Уровень безработицы повысился, реформы, которыми пытались обуздать инфляцию, окончились провалом, и проправительственная партия социал-лейбористов потеряла доверие Всеобщего союза трудящихся, который составлял основной контингент ее избирателей, и по сравнению с 1982 годом, когда партия взяла власть, веса у нее было сейчас совсем немного.
Была и еще причина: президент Всеобщего союза трудящихся Николас Редондо объявил новый курс союза – «Нет поддержке социал-лейбористов, даешь свободное голосование!» – и было мнение, что партия не наберет и половины голосов в стране.
Риэ вышла на площадь Каналехас и остановилась у светофора на переходе, напротив улицы Принсипе.
Много толков вызвало и то, что Кармен Ромеро, жена премьер-министра Фелипе Гонсалеса, была выдвинута кандидатом от города Кадиса.
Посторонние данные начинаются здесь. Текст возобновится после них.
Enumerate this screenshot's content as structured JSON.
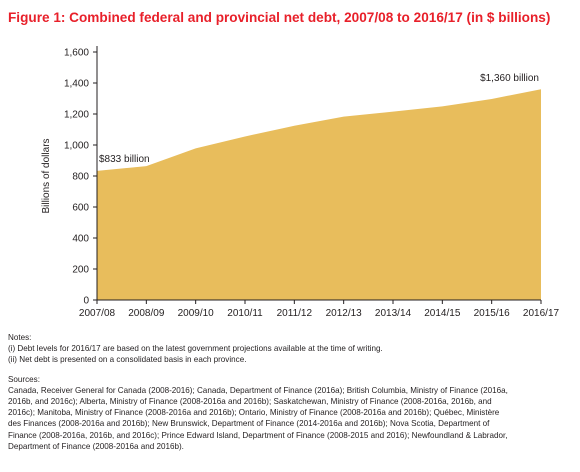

Поговаривали, что это очередной трюк социал-лейбористов, стремившихся вернуть утерянную популярность, но Кармен была опытная и проверенная активистка социалистической партии, вовсе не уступавшая своему мужу, и поскольку все больше и больше женщин в Испании приобщалось к общественным делам, Кармен имела бесспорное право баллотироваться на выборах.
И тем не менее в тот день Риэ рылась в газетах в университетской библиотеке вовсе не для того, чтобы узнать о Нобелевской премии или ознакомиться с обстоятельствами предвыборной гонки.
Из головы у нее не выходило слово, произнесенное перед смертью убитым на ее глазах Хулианом Ибаррагирре, и Риэ пришла в библиотеку для того, чтобы найти статьи, которые могли бы хоть как-то разъяснить, что такое ГАЛ.
Ее поиски увенчались успехом, и сейчас у нее в сумке лежало несколько ксерокопий газетных статей, имевших отношение к ГАЛ.
Как ей и объяснил Кадзама Симпэй, за аббревиатурой ГАЛ скрывалась организация «Групо антитеррориста де либерасьён», незаконная группировка, тайно расправлявшаяся с террористами баскской экстремистской группировки ЭТА.